The West Usambara two-horned chameleon or West Usambara blade-horned chameleon (Kinyongia multituberculata) is a species of chameleon endemic to the West Usambara Mountains of Tanzania. Until 2008, it was generally confused with Fischer's chameleon (K. fischeri), which is not found in the Usambara Mountains. None of its close relatives occur in the same range as K. multituberculata, but K. matschiei and K. vosseleri are restricted to the East Usambaras.

==Habitat and conservation==
This species inhabits Afrotemperate forests of the West Usambara Mountains at elevations of 1200–2500 m above sea level. It can also occur in modified vegetation adjacent to forest patches and on shrubs and trees by roadsides. However, it requires structurally complex habitats and does not range across transformed landscapes.

The forest patches suffer from timber removal and resource utilization, and habitat is being lost to encroachment and transformation for agriculture. The habitat is highly fragmented, and better protection of forest reserves is needed.

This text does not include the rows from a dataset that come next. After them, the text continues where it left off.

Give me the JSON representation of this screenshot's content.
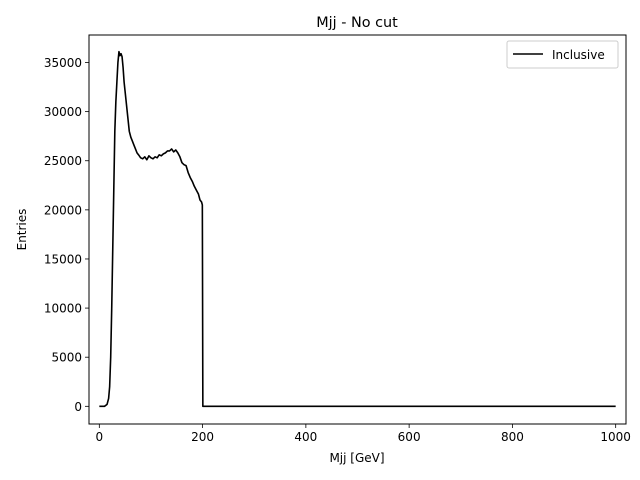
{
  "chart_data": {
    "type": "line",
    "title": "Mjj - No cut",
    "xlabel": "Mjj [GeV]",
    "ylabel": "Entries",
    "xlim": [
      -20,
      1020
    ],
    "ylim": [
      -1800,
      37800
    ],
    "xticks": [
      0,
      200,
      400,
      600,
      800,
      1000
    ],
    "yticks": [
      0,
      5000,
      10000,
      15000,
      20000,
      25000,
      30000,
      35000
    ],
    "xtick_labels": [
      "0",
      "200",
      "400",
      "600",
      "800",
      "1000"
    ],
    "ytick_labels": [
      "0",
      "5000",
      "10000",
      "15000",
      "20000",
      "25000",
      "30000",
      "35000"
    ],
    "grid": false,
    "legend_position": "top-right",
    "series": [
      {
        "name": "Inclusive",
        "color": "#000000",
        "x": [
          0,
          10,
          15,
          18,
          20,
          22,
          24,
          26,
          28,
          30,
          32,
          34,
          36,
          38,
          40,
          42,
          44,
          46,
          48,
          50,
          52,
          55,
          58,
          61,
          64,
          67,
          70,
          73,
          76,
          80,
          84,
          88,
          92,
          96,
          100,
          104,
          108,
          112,
          116,
          120,
          124,
          128,
          132,
          136,
          140,
          144,
          148,
          152,
          156,
          160,
          164,
          168,
          172,
          176,
          180,
          184,
          188,
          192,
          195,
          198,
          199.5,
          200.5,
          210,
          400,
          600,
          800,
          1000
        ],
        "y": [
          0,
          0,
          200,
          800,
          2000,
          5000,
          10000,
          16000,
          22000,
          28000,
          31000,
          33000,
          35000,
          36100,
          35700,
          35900,
          35600,
          34500,
          33000,
          32000,
          31000,
          29500,
          28000,
          27400,
          27000,
          26600,
          26200,
          25800,
          25600,
          25300,
          25200,
          25400,
          25100,
          25500,
          25300,
          25200,
          25400,
          25300,
          25600,
          25500,
          25700,
          25800,
          26000,
          26000,
          26200,
          25900,
          26100,
          25800,
          25400,
          24800,
          24600,
          24500,
          23800,
          23300,
          22900,
          22400,
          22000,
          21600,
          21000,
          20800,
          20500,
          0,
          0,
          0,
          0,
          0,
          0
        ]
      }
    ]
  }
}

Like other chameleons, K. multituberculata is listed on CITES, meaning that legal international trade requires a permit. This species was estimated to be one of the most heavily exported chameleons from East Africa for the international pet trade, especially at the time when it was still traded as part of K. fischeri; it is estimated that more than 95% of "K. fischeri" exported from Tanzania actually were K. multituberculata. After its recognition as a separate species by CITES, Tanzania initially allowed limited legal exports of K. multituberculata, but stopped it after 2017.

==Appearance==
K. multituberculata is one of the larger species in the genus Kinyongia at up to 34 cm in total length, with the tail making up more than half of that. Females do not grow as large as males. Adult males have a pair of large, converging horns on the nose, which remain much smaller in females. Compared to similar close relatives, the spines on the ridge of the back (dorsal crest) of adults of both sexes extend further back, well onto or even beyond the mid-back (in others they are limited to the part nearest the head or absent).